With six days to the move I find myself awake, after three hours of what would be best described as a full body shutdown.  The stress, the frantic running around, the bureaucratic shuffle with UofL, it all caught up with me today, during my last day of work at the Office Depot in Paducah.  I spent most of my day in a daze, wandering, thinking, feeling and shutting off conscious thought, to the point of stopping mid-sentence with customers a few times.

A week ago, I was thinking.  It was a driving, frenzied sort of train of thought that left sleep totally out of the equation.  So at 4 in the morning, I pour myself some coffee and sit down with the dogs, thinking about the future.

The conscious act of deciding what to do for the next 20 to 30 years is massive.  To ponder that act is itself even more terrifying.

Computer Engineering and Computer Science.  That’s what it says on my transcript.  A field I couldn’t honestly tell you why I selected.  Actually that’s a lie, I know exactly why:  Money.  Prestige, comfort, security.  Materialism.  While I consider myself something of an expert with these machines I have no aspiration to shepherd a farm of servers for the rest of my life.  Nor do I, if I am honest with myself, want to be a database administrator.  I picked Oracle because it was the richest database to master.  Though some of you wouldn’t expect it of me, my favorite thing to do with these things is design things.  Not even cool stuff like models, but flyers and advertisements and stuff.  Graphic Design is even a little too binding a term because I’m not much of an artist, but the act (the art?) of laying out an ad I find to be a unique sort of challenge every time.  Given a choice between this and web design, I would still do layouts.  Why?  Nothing against the actual act of designing web pages, it’s a guilty pleasure.  I’ve repeatedly told others that if I can sketch a website on paper I can code it.  No, the problem is the bane of all web designers.  Interoperability, cross-platform support, all the buzzwords for making one website look the same on every browser.  Would it go against convention to say that this shouldn’t be something I should have to worry about?  Probably.

But even after all that, everything I just wrote takes a backseat to another passion.  From an early age, I’ve had a love affair with the English language.  The subtle intricacies always draw me in; if I were to indulge and cast myself into the crucible of this romance I would have no room to live for all the books I would own.  I have never been a scientist of the language (should I say, a lexiconologist?)  Instead, the sequence, the grammar, it’s always had an unmistakable flow.  I don’t think I could diagram a sentence if I tried.  But an English degree?  What does that do for you?  Many of my friends from high school are pursuing degrees in Journalism, and good for them.  And despite the fact that my writings on here could pass for journalism depending on the point of view, the thought of sitting in a newsroom hammering away at an article with, say, an hour to spare before the deadline…that does not appeal to me.  I don’t like writing under pressure, hell, half the time I feel like I don’t like writing at all.

It was during this reverie that my mind kept going back to high school, to English class with Mr.

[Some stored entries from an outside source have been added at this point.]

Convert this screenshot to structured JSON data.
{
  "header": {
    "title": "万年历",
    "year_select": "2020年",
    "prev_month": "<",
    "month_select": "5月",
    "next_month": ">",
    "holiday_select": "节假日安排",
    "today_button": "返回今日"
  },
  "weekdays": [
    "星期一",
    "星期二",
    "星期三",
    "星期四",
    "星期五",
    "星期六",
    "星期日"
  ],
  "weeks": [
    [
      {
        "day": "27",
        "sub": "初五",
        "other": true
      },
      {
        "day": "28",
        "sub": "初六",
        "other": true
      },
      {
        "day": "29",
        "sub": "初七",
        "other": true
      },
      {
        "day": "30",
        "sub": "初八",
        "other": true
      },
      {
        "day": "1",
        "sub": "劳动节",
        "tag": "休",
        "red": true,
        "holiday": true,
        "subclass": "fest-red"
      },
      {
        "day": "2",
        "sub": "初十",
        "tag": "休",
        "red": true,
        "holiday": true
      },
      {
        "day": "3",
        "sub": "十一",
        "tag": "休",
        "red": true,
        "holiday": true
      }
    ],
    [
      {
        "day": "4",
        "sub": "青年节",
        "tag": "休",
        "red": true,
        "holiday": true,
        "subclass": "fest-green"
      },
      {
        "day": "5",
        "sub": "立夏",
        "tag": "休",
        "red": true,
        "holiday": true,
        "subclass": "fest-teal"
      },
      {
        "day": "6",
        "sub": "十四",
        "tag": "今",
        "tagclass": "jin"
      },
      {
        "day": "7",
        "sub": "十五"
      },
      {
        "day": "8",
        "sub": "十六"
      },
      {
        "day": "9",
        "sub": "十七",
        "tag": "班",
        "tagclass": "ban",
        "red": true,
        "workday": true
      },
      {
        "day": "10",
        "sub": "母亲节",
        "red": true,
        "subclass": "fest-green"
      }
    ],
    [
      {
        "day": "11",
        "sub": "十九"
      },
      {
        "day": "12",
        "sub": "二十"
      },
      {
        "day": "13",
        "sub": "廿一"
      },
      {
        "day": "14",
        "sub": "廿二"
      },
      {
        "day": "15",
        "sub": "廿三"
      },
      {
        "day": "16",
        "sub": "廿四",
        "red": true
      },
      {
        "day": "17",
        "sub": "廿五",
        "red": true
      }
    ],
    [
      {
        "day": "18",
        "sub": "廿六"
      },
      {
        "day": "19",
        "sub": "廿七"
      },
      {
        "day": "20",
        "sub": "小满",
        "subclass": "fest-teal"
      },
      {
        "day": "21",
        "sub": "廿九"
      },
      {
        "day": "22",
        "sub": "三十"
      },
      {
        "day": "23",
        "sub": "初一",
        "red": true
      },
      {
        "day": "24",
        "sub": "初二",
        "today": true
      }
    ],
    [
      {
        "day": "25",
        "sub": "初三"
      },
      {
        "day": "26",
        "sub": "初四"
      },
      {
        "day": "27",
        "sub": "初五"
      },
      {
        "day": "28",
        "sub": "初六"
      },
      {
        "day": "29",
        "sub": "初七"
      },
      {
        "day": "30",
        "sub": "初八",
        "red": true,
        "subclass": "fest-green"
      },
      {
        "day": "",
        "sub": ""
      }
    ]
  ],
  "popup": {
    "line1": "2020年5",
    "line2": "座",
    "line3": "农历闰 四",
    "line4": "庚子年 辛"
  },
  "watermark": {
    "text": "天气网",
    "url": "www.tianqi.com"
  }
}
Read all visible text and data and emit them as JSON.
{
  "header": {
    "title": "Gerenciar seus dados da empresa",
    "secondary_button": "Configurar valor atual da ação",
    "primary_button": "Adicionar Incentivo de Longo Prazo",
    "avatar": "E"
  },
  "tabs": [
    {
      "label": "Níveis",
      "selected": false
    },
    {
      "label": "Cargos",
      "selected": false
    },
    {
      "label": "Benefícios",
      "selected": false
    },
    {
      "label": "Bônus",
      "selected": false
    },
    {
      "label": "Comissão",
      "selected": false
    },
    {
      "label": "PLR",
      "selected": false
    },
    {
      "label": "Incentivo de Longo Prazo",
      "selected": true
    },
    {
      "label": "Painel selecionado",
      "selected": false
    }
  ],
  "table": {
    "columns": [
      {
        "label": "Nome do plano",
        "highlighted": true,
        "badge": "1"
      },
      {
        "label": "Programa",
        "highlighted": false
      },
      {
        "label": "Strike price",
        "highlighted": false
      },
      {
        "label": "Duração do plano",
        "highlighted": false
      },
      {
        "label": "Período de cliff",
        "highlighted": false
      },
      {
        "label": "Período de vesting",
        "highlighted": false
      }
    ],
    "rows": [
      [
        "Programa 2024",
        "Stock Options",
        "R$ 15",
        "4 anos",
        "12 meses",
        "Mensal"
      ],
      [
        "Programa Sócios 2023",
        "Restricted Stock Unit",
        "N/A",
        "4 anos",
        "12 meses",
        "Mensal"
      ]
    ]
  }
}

Quertermous.  A great man, and a great teacher.

I wanted to be a teacher.

If it weren’t for him, I think my high school career would have gone completely off course.  He gave advice and knowledge in equal amounts, his presence was a source of comfort.  He listened, and reached out to children that many teachers would have, and some already had, given up on.  If I could illuminate minds as he did mine, the materialism falls away and I am left with more abstract, but equally powerful things.  Pride, contentment.  Satisfaction.  Altruism is unlike me, or is it?  Maybe beneath the exterior of a cynic and confirmed skeptic is a man that only wants to better those around him.

Unfortunately, if I’m going to become a teacher, I’ve wasted a lot of time and a lot of money going down a path that many courses will not transfer from.  But, as I’ve been told, there was a lot of experience down the path as well, and that counts for something.

I have nine days until the return to the University of Louisville, two months of class, and come August…the decision will have to be made.